洋上風力建設の実態に即して、例えば、「90日から120日程度」の現実的な日数設定を設け、外国人の専門性を活用した、日本人船員の育成や移行期間を考慮する、柔軟な制度運用を検討する必要がある。
6)特許制度・特区の創設による制度運用
これまで述べたように、現行制度のもとでは、洋上風力発電事業に必要な特殊作業船や関連人材の確保において、外国籍船舶や外国人船員の活用が困難な状況にある。
これらの制度上の制約は、全国一律の制度改正によって改善されることが望ましいが、関係法令や省庁間の調整が必要であり、実現には相応の時間を要する可能性がある。
そのため、制度改革の先行的な試行として、国家戦略特区や構造改革特区等の枠組みを活用し、代替が困難な特殊作業船については、特定の地域や海域における以下のような制度の導入が考えられる。
洋上風力に関わる外国籍特殊作業船の包括的な利用認可制度の試行、外国籍船員に対する在留資格の柔軟な運用・特例措置の導入、関係手続(特許、入出港手続、在留申請等)の簡素化およびワンストップ化、港湾・運輸局等による裁量判断の透明化・迅速化のためのガイドライン整備などである。
こうした特区的制度改革は、地域の産業集積や地方自治体の意欲的な取り組みと連携しやすく、政策の実効性や柔軟性を高めるうえで有効である。
洋上風力発電の加速的導入は、日本のエネルギー政策および脱炭素戦略の中核であり、制度的なボトルネックの解消は喫緊の課題である。今回の省令改正案は一定の前進ではあるが、将来予測に基づく特許判断制度の導入、制度運用の透明性向上、合理的な在留資格制度の構築、あるいは特区における地域限定の先行的取組の実施など、抜本的な制度設計の見直しが求められる。
- 1国土交通省海事局外航課「船舶法施行細則の一部を改正する省令案について」(2025年3月)

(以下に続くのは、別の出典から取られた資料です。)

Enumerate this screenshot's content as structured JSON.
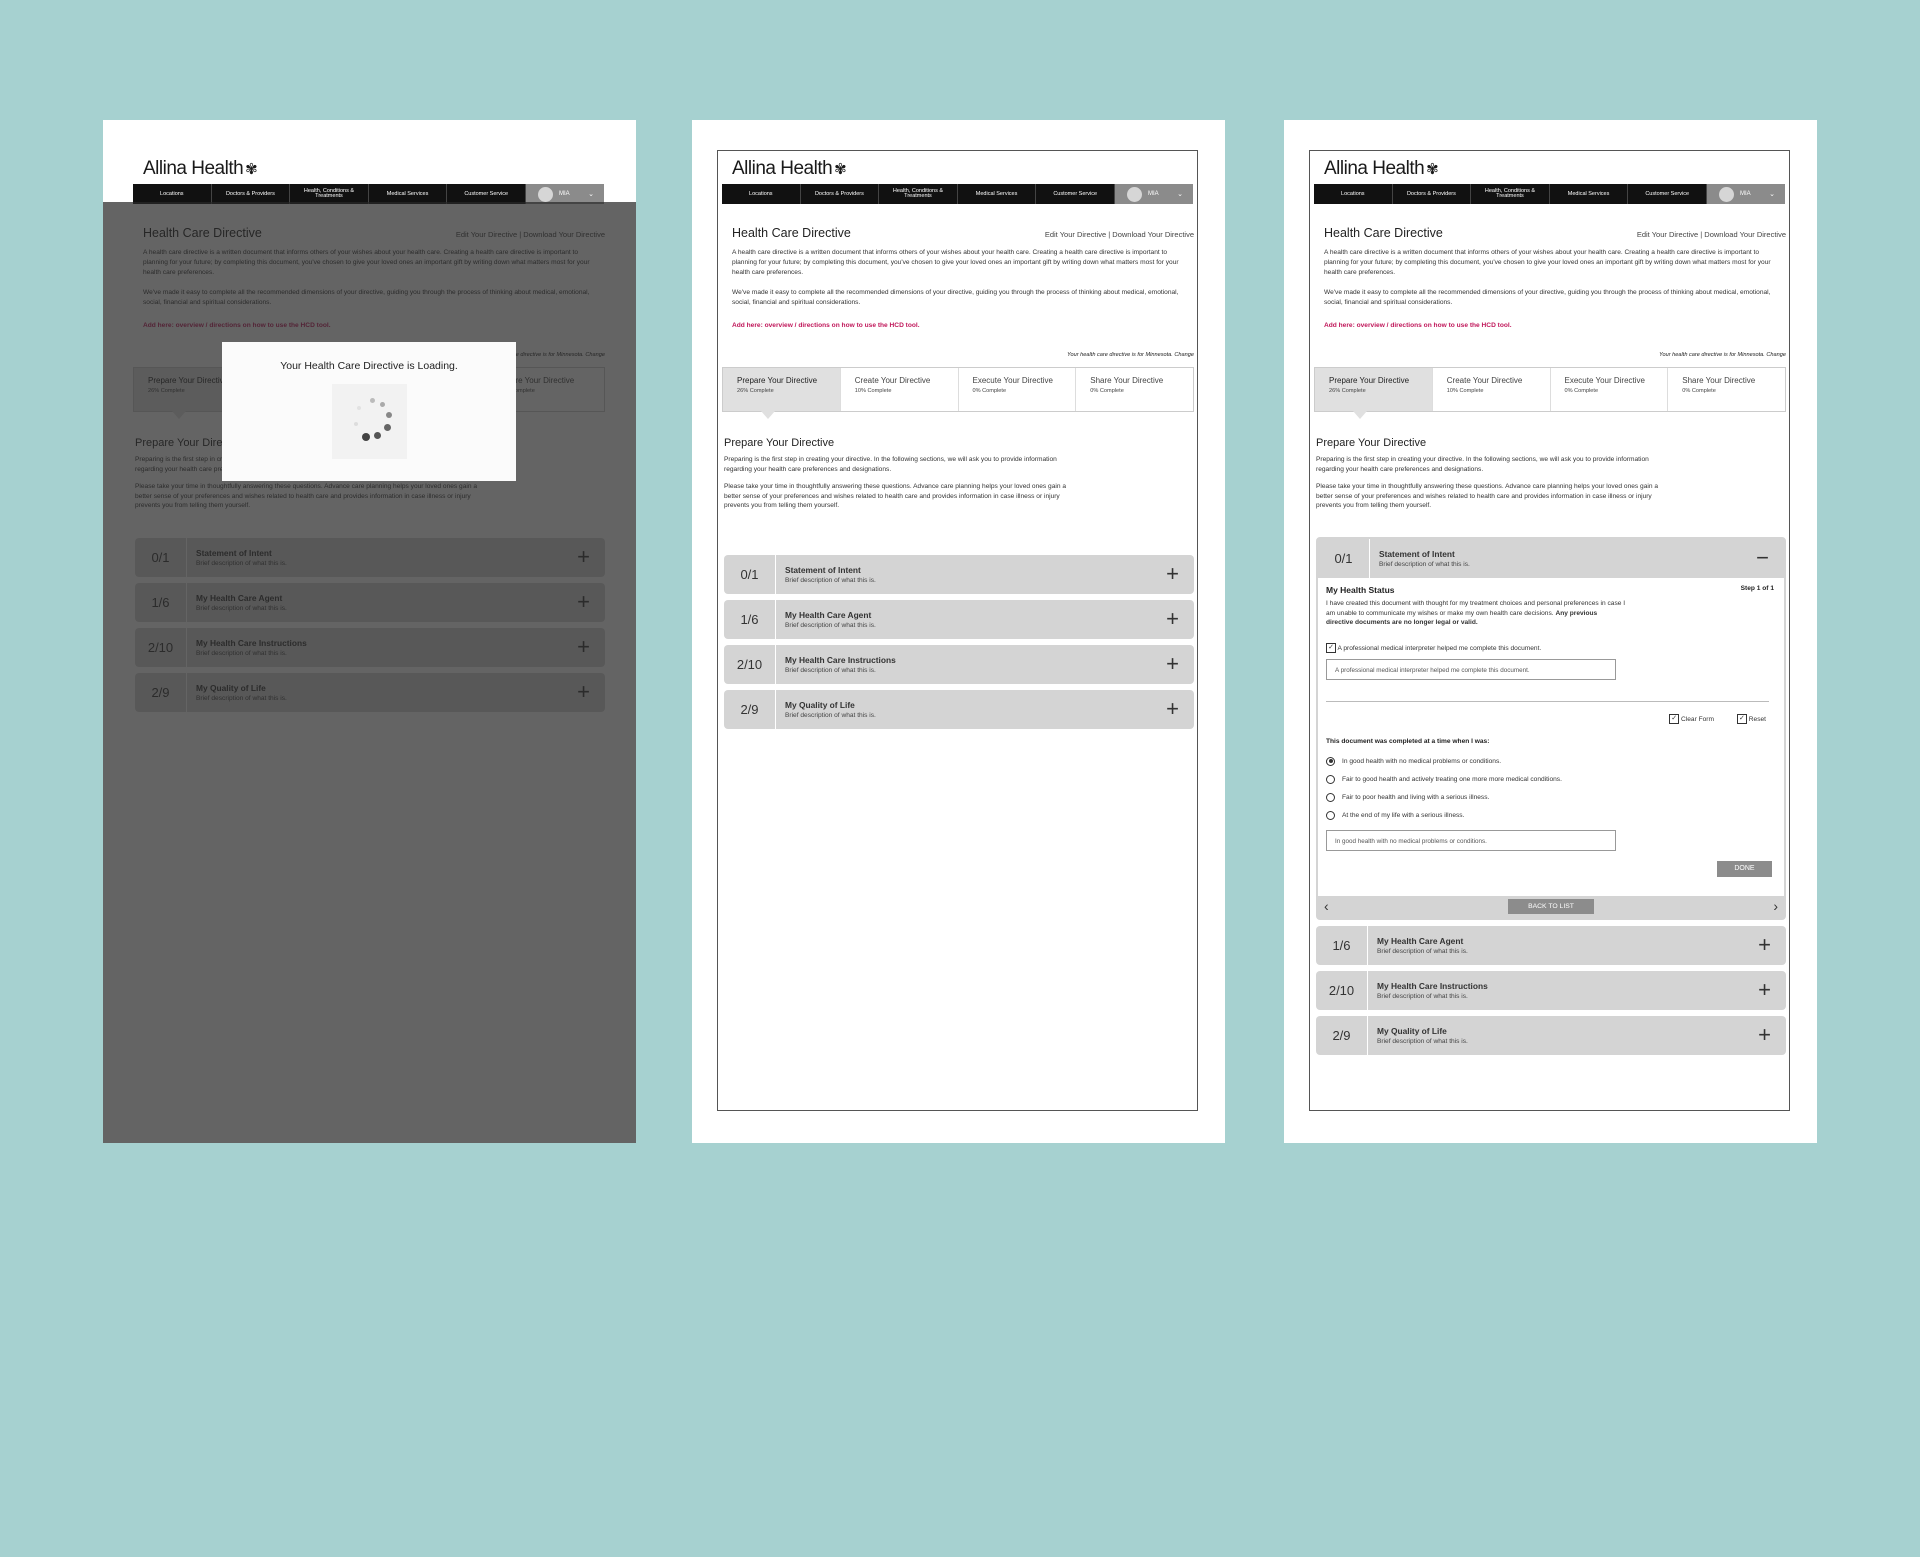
{
  "common": {
    "logo": "Allina Health",
    "nav": [
      "Locations",
      "Doctors & Providers",
      "Health, Conditions & Treatments",
      "Medical Services",
      "Customer Service"
    ],
    "user": "MIA",
    "title": "Health Care Directive",
    "edit_link": "Edit Your Directive",
    "download_link": "Download Your Directive",
    "separator": "|",
    "intro_p1": "A health care directive is a written document that informs others of your wishes about your health care.  Creating a health care directive is important to planning for your future;  by completing this document, you've chosen to give your loved ones an important gift by writing down what matters most for your health care preferences.",
    "intro_p2": "We've made it easy to complete all the recommended dimensions of your directive, guiding you through the process of thinking about medical, emotional, social, financial and spiritual considerations.",
    "add_here": "Add here:  overview / directions on how to use the HCD tool.",
    "state_note": "Your health care directive is for Minnesota. Change",
    "steps": [
      {
        "name": "Prepare Your Directive",
        "pct": "26% Complete"
      },
      {
        "name": "Create Your Directive",
        "pct": "10% Complete"
      },
      {
        "name": "Execute Your Directive",
        "pct": "0% Complete"
      },
      {
        "name": "Share Your Directive",
        "pct": "0% Complete"
      }
    ],
    "section_title": "Prepare Your Directive",
    "section_p1": "Preparing is the first step in creating your directive.   In the following sections, we will ask you to provide information regarding your health care preferences and designations.",
    "section_p2": "Please take your time in thoughtfully answering these questions. Advance care planning helps your loved ones gain a better sense of your preferences and wishes related to health care and provides information in case illness or injury prevents you from telling them yourself.",
    "accordions": [
      {
        "count": "0/1",
        "name": "Statement of Intent",
        "desc": "Brief description of what this is."
      },
      {
        "count": "1/6",
        "name": "My Health Care Agent",
        "desc": "Brief description of what this is."
      },
      {
        "count": "2/10",
        "name": "My Health Care Instructions",
        "desc": "Brief description of what this is."
      },
      {
        "count": "2/9",
        "name": "My Quality of Life",
        "desc": "Brief description of what this is."
      }
    ],
    "plus": "+",
    "minus": "−"
  },
  "loading": {
    "message": "Your Health Care Directive is Loading."
  },
  "form": {
    "title": "My Health Status",
    "step": "Step 1 of 1",
    "para_a": "I have created this document with thought for my treatment choices and personal preferences in case I am unable to communicate my wishes or make my own health care decisions.",
    "para_b": "Any previous directive documents are no longer legal or valid.",
    "interpreter_check": "A professional medical interpreter helped me complete this document.",
    "interpreter_value": "A professional medical interpreter helped me complete this document.",
    "clear_form": "Clear Form",
    "reset": "Reset",
    "question": "This document was completed at a time when I was:",
    "options": [
      "In good health with no medical problems or conditions.",
      "Fair to good health and actively treating one more more medical conditions.",
      "Fair to poor health and living with a serious illness.",
      "At the end of my life with a serious illness."
    ],
    "selected_index": 0,
    "answer_value": "In good health with no medical problems or conditions.",
    "done": "DONE",
    "back_to_list": "BACK TO LIST",
    "prev": "‹",
    "next": "›",
    "check_mark": "✓"
  }
}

- 2船舶法第3条(明治32年法律第46号)の規定に基づいて「法律若しくは条約に別段の定めがあるとき、外国籍船は海難若しくは捕獲を避けようとするとき又は国土交通大臣の特許を得たとき以外は、日本国内の港間における貨物又は旅客の沿岸輸送を行うことが出来ない」とされている。つまり、例えば、外国籍船は「東京から大阪」へ物を運ぶのは禁止、である。
- 3外国の船が日本国内で輸送などの仕事をするために、国(国交大臣)から特別に許可(特許)をもらうことを指す。
- 4関税法(昭和 29 年法律第 61 号)に規定する「開港」以外の本邦内水及び領海。
- 5日本籍船に外国人船員が乗船する場合は、60日以内に海外港に寄港する取扱いのこと。